The trouble with this acquisition strategy is that the Sea Services look like they are going all in for LAW, even though it appears to be flawed both technically and operationally. At 14 knots, LAW will be a slow ship. It would take one to two weeks to make the trip from Hawaii to the first island chain, even if it had the range. Being slow also means that if detected, it would have little chance of evading attack or, lacking adequate armaments, of defending itself. With respect to self-defense, LAW would be vulnerable to mine warfare when approaching the shore.
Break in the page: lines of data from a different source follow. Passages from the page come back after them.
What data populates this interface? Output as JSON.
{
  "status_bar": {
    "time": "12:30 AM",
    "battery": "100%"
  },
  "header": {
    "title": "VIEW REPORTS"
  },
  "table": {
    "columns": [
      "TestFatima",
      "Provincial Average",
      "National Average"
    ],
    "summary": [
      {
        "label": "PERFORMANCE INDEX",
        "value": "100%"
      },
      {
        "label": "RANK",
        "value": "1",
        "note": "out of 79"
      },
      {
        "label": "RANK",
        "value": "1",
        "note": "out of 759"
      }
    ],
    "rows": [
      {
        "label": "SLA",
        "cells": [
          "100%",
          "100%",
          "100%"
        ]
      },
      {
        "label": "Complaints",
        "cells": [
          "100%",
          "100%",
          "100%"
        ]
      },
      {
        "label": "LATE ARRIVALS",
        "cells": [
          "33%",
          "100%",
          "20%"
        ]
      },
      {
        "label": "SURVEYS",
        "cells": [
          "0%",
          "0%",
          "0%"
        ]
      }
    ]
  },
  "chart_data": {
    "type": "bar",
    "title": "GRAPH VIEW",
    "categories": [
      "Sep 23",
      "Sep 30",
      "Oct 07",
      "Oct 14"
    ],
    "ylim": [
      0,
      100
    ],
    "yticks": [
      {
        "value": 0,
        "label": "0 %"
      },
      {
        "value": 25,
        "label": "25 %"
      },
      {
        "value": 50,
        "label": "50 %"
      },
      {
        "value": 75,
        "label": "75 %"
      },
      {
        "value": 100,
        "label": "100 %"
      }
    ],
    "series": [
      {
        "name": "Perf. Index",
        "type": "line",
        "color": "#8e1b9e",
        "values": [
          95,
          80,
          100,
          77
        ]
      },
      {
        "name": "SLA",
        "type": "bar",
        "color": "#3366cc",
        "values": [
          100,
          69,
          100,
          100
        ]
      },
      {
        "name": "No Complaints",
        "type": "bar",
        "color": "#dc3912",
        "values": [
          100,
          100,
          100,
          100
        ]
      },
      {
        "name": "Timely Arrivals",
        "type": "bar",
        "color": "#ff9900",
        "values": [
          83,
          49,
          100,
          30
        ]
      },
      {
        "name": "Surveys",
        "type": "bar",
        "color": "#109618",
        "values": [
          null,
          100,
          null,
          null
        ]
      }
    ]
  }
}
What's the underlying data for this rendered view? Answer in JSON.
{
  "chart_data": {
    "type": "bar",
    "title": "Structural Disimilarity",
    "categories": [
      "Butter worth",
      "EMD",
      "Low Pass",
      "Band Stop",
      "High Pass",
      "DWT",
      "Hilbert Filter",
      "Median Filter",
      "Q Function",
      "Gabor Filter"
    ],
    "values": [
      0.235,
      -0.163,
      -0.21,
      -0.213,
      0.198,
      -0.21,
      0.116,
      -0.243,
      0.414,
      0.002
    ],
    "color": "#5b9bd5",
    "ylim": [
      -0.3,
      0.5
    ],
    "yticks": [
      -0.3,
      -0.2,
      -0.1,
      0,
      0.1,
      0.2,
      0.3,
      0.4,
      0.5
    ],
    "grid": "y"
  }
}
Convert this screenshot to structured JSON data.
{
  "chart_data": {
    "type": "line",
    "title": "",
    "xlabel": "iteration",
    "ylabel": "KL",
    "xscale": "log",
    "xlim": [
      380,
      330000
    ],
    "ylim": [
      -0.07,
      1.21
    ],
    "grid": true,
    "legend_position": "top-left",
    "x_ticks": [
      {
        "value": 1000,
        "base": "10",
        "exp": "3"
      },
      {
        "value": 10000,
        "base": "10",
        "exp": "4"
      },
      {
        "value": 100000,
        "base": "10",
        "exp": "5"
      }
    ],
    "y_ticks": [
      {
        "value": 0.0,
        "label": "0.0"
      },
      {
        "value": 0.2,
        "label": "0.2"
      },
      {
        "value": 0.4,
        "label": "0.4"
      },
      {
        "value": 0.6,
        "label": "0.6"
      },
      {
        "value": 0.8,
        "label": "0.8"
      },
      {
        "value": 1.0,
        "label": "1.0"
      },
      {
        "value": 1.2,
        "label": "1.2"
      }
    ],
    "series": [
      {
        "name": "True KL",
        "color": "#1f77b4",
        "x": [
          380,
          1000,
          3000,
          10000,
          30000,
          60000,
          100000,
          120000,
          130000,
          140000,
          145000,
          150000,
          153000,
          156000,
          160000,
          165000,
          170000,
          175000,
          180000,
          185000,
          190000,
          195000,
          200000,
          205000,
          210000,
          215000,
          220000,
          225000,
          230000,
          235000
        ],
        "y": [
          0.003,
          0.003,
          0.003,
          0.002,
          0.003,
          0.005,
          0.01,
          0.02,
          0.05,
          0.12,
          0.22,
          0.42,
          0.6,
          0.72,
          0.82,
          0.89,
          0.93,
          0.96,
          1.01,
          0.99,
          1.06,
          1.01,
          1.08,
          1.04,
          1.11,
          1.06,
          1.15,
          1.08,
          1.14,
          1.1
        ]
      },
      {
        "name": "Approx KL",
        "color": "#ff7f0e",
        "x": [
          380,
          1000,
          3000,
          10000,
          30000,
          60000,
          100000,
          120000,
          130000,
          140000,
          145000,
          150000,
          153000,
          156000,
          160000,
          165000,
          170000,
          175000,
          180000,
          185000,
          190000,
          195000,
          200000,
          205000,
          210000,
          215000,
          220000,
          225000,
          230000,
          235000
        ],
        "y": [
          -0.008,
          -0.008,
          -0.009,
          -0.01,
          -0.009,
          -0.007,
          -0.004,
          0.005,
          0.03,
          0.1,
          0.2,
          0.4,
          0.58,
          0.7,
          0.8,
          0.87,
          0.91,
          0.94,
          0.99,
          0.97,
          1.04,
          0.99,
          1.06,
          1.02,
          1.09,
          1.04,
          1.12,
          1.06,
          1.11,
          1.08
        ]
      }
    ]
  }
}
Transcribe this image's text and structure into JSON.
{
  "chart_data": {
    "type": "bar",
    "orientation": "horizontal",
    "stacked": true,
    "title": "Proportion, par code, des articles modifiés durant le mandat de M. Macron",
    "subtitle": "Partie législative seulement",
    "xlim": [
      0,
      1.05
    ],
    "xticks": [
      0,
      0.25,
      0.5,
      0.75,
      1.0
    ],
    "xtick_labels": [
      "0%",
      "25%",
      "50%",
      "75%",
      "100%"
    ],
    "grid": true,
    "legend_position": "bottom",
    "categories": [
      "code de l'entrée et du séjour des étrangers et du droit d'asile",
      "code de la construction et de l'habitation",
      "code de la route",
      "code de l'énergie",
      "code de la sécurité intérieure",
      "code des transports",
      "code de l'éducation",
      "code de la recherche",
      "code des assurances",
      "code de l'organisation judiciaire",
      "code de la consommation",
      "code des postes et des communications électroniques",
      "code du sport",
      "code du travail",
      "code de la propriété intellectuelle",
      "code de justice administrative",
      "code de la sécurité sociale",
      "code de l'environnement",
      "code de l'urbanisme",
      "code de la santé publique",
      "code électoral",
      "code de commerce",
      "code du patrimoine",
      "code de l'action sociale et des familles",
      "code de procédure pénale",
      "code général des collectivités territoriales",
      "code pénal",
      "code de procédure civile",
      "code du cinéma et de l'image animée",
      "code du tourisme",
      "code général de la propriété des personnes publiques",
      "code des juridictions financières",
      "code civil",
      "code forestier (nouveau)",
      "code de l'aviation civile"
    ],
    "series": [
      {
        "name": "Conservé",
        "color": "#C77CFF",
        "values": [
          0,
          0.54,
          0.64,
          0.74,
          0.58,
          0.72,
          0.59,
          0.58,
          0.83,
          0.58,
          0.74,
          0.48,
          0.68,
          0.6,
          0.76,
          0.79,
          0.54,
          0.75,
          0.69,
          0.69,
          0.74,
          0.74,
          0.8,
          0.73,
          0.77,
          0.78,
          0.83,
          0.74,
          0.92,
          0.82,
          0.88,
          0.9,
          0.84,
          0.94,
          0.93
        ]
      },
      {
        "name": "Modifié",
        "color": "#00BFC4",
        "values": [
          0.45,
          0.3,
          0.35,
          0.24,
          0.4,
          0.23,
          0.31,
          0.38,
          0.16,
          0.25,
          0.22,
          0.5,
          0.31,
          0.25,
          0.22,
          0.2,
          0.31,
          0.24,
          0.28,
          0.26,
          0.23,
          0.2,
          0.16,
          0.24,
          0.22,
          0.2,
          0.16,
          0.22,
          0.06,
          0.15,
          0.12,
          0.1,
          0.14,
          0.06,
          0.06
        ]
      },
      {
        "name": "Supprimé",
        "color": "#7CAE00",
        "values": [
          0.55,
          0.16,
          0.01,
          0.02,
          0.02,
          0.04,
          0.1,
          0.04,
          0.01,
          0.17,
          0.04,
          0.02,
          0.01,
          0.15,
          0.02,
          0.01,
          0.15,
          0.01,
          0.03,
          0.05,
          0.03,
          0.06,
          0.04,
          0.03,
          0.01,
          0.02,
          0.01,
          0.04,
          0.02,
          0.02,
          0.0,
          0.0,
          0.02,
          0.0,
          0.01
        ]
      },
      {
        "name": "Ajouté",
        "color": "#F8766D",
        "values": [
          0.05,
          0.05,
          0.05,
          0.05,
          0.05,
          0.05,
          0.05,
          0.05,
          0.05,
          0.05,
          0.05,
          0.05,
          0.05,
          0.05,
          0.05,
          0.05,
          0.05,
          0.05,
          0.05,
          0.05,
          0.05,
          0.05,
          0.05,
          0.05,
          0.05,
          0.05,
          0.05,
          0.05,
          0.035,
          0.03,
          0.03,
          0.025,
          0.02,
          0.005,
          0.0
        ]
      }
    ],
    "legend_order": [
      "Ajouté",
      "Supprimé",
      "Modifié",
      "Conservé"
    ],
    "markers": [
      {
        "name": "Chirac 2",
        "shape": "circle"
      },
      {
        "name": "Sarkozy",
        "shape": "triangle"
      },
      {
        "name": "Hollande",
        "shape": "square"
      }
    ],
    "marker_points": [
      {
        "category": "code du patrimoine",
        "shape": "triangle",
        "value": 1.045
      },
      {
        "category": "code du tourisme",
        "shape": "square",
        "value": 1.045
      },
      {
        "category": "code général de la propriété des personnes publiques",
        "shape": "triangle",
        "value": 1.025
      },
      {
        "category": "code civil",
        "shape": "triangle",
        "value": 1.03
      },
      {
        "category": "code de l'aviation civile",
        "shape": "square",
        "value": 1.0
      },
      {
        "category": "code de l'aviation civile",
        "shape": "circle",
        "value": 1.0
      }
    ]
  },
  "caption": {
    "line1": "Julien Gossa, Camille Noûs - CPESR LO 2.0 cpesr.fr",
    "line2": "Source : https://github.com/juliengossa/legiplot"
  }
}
Supporters argue that because it is relatively small and slow, and able to use its shallow draft to land on unguarded beaches, LAW will be able to avoid detection by hiding among the great number of small cargo and fishing vessels that operate in the littoral waters of the Indo-Pacific theater. This assumes that most of these vessels will not run for cover when war breaks out.
The LAW operating concept also fails to appreciate how rapidly surveillance technologies of all kinds are proliferating in the region. Over the next decade, China may be capable of creating a robust network of surveillance assets and supporting analytics to find, fix and target ships as small as LAW. There is no worse combination of attributes when it comes to the survivability of warships than slow and visible.
It is not clear that the Navy and Marine Corps fully explored their options when they settled on LAW. One other alternative design that should have been given greater scrutiny is that for a surface effects ship (SES). An SES based on a catamaran hull would have flexible bow and stern seals to contain an air cushion between the ridge side hulls. The air cushion displaces the water between the hulls, thus increasing hull clearance and reducing draft and wetted areas. Consequently, the SES possesses high speed, very good seakeeping in waves, and remarkable mobility. Its extremely shallow draft reduces vulnerability to sea mines.
Many SESs are in commercial service worldwide. The Office of Naval Research ran a demonstration program in the early 2000 named Sea Coaster to explore the utility of a high-speed surface effects catamaran as a logistics connector.
High speed and maneuverability can both contribute significantly to survivability. An SES of approximately the same size and weight as the proposed LAW could carry the same amount of cargo over the same distance. But it would be able to do so much faster: more than 20 knots of transit speed and up to 45 knots when driving towards a landing zone. This is an additional force multiplier, whether the vessel would be landing marines, resupplying them, or rapidly exfiltrating a unit. Moreover, having an extremely shallow draft means the SES could land at many more types of beaches than the current LAW design would allow. It would not have the challenges of backing up to the shore and grounding itself in the sand.
It is fine for the Sea Services to acquire a few LAWs based on the existing requirements with which to experiment. But before undertaking a full acquisition program for a ship that appears to have significant drawbacks, they should take the time to consider other options. And they should not back out of their commitment to our tried and true big deck amphibious warships.
Dr. Daniel Goure is Senior Vice President with the Lexington Institute, a nonprofit public-policy research organization headquartered in Arlington, Virginia. He is involved in a wide range of issues as part of the institute’s national security program.